Stereotactic Radiosurgery (SRS) and Stereotactic Body Radiotherapy (SBRT)
Stereotactic radiosurgery (SRS) is a non-surgical radiation treatment which is applied in order to eliminate functional anomalies and small tumors in brain. In the session of a high dose treatment, which is fewer in number in comparison to the traditional treatment, it can help the preservation of the healthy tissue by sending the radiation precisely directed to target. SRS applied for treating the body tumors is called stereotactic body radiotherapy (SBRT).
SRS and SBRT are mostly applied in outpatient settings. Consult your physician about whether you need to plan to be taken back to home by one of your relatives after the treatment and whether you need to avoid eating, drinking or taking medicine a few hours prior to the treatment. If you have a suspect of pregnancy or are breast feeding or taking oral medicine or insulin to keep your diabetes under control, inform your physician about this. Talk with your doctor whether you have a medical device, implanted into your body, claustrophobia or allergy against contrast agents.
Stereotactic radiosurgery (SRS) is an extremely delicate form of a radiation treatment, which has been originally developed to treat functional anomalies and small tumors developing in brain.

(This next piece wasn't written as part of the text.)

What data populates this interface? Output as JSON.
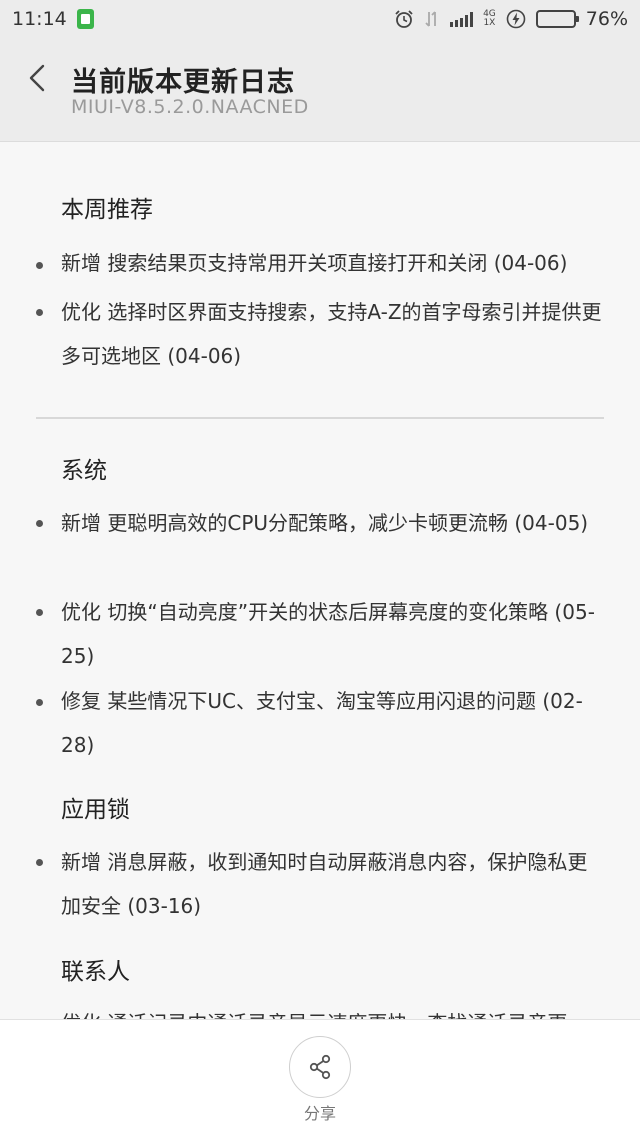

The principles of cranial SRS, which allows sending radiation rays with one or two millimeters of accuracy and is named high precision radiation, are used in the treatment of body tumors with an operation, named stereotactic body radiotherapy (SBRT).
Regardless of its name, is not a surgical procedure and applies the precisely directed radiation in one or few treatment sessions on the target at higher doses in comparison to the traditional radiation treatment. Thanks to the development of the highly advanced radiation technologies, which allows sending maximum doses to the targeted area, while minimizing the doses sent to the healthy tissues around, it has become possible to use this treatment. The purpose is to destroy the tumor and to apply the doses that will provide permanent local control.
The three-dimensional imaging like CT, MRI and PET/CT is used to determine the location and certain size and shape of an in vitro tumor. These images also guide the combination of radiation bundles from different angles and planes and the planning of treatment, tailored for careful positioning of the patient during treatment sessions.
Whereas SRS represents the daily treatment widely, the physicians sometimes advice multiple stereotactic treatment sessions. As it is necessary to take the surrounding normal tissue, exposed to high dose of single radiation, into consideration and to limit the reaching dose, and the volume of normal tissue, receiving a treatment dose, increases in parallel with the tumor’s size; this approach is important for the tumors, with more than 2,5 cm diameter. Sending radiation in several sessions, instead of a single session, can improve the safety and allow improving the recovery of normal tissue between treatment sessions.
For this reason, while the division of treatment into fractions allows sending high doses, it allows sustaining an acceptable safety profile. This operation is mostly named as fractional stereotactic radiotherapy (SRT) and means giving the typically focused radiation between two and five sessions.
SRS and SBRT are significant alternatives of invasive surgery for the patients which are not available to be taken into an operation and the tumors and anomalies which carry the following traits:
Arteriovenous malformations (AVMs), enlarged clue-shaped blood veins, which impair the normal blood flow and sometimes bleed.
Trigeminal neuralgia (facial nerve disorder), tremor and other similar neurological disorders
Today, SBRT is used in benign and malignant small and medium sized in vitro tumors and in the treatment of the common diseased areas, including the following, and/or its use is studied:
Essentially, SRS operates in the same way with other radiation treatment types. It harms the DNA of tumor cells without actually moving the tumor away. As the result, these cells lose their reproduction capacities. After the treatment, benign tumors generally decrease in size in the period between 18 months and two years. Malign and metastatic tumors can decrease in size faster, even in few months. When arteriovenous malformations (AVMs) are treated with SRS, they can slowly begin thickening and closing in the period of few months after treatment. Many tumors will stay stable and inactive without any change. As the purpose is to prevent the tumor from enlarging, it is thought to be a success. Due to the inflammatory response, which becomes stable inside the tumor tissue for some tumors over time, like acoustic neuroma, a temporary enlargement can be witnessed or the subsequent tumor recession, named pseudo-regression, is observed.